6) Eigenvalues and phase shifts from S
For two channels, eigenvalues summarize the “eigenchannels” that scatter independently. In a unitary case, eigenvalues lie close to the unit circle, so |λ|≈1, and their arguments encode phase shifts. Tracking arg(λ) versus energy is a standard way to identify resonances, where phases change rapidly over narrow parameter intervals.
7) Reciprocity, symmetry, and reporting workflow
Reciprocal passive systems typically satisfy S12 = S21. This tool reports |S12 − S21| as a direct diagnostic and |S11 − S22| as a symmetry indicator. After computation, use CSV for spreadsheet workflows and the PDF report for sharing quick summaries. A practical pattern is to sweep energy externally, paste spot-check matrices here, and use the unitarity residual to separate physical loss from formatting errors.
FAQs
1) What does a “unitary” S-matrix mean here?
Unitarity means probability or power is conserved: outgoing flux equals incoming flux. Mathematically, S†S = I. The calculator shows a residual value; smaller numbers indicate closer agreement with conservation.
2) Why can R + T be less than 1?
If the barrier uses W > 0, the model includes absorption (loss). Then some flux is removed inside the region, so R + T < 1 and the remainder is reported as absorption.

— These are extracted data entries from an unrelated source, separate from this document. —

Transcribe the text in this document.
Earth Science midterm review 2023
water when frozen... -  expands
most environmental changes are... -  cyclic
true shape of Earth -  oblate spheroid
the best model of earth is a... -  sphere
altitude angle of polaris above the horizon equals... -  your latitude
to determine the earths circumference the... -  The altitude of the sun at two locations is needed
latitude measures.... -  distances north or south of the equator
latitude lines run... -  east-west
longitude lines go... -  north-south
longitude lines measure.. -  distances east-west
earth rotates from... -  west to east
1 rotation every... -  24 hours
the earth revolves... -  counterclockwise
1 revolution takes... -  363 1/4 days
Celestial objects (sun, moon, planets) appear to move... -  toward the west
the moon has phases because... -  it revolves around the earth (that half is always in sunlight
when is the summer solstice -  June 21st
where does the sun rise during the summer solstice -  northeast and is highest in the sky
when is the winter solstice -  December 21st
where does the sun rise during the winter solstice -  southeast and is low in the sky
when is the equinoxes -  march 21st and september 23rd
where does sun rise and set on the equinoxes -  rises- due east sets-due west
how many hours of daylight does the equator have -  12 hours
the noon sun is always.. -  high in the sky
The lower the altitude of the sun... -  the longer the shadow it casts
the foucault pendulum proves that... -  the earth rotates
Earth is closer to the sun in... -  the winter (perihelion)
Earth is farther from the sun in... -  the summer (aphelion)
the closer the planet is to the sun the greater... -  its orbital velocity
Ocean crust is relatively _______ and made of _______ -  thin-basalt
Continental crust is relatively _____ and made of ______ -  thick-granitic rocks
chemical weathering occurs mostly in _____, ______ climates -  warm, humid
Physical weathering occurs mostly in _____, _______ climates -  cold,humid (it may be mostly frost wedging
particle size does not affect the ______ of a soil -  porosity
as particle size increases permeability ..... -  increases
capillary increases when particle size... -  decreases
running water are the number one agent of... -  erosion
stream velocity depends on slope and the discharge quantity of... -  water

3) Can I enter measured S-parameters from a network analyzer?
Yes. Use custom mode and enter complex values for S11, S12, S21, and S22. Ensure your values use the same reference impedance and normalization used in your measurement setup.
4) What complex format is accepted?
Use a+bi, a-bi, a, or bi. Scientific notation is supported, like 1.2e-3-4e-4i.
5) How should I interpret the eigenvalues?
Eigenvalues correspond to independent eigenchannels. For lossless scattering, |λ| stays near 1 and arg(λ) gives phase information. If |λ| differs from 1, the system has loss or gain.
6) What does |S12 − S21| tell me?
It is a reciprocity indicator. Many passive reciprocal devices have S12 = S21. A nonzero value can indicate nonreciprocal physics, experimental asymmetry, or inconsistent calibration between forward and reverse measurements.
7) Why do results change when I increase decimal places?
Decimal places only change formatting, not the internal calculation. If your inputs are rounded heavily, re-enter with higher precision. Large sensitivity can also occur near resonances, where small parameter changes strongly affect phases.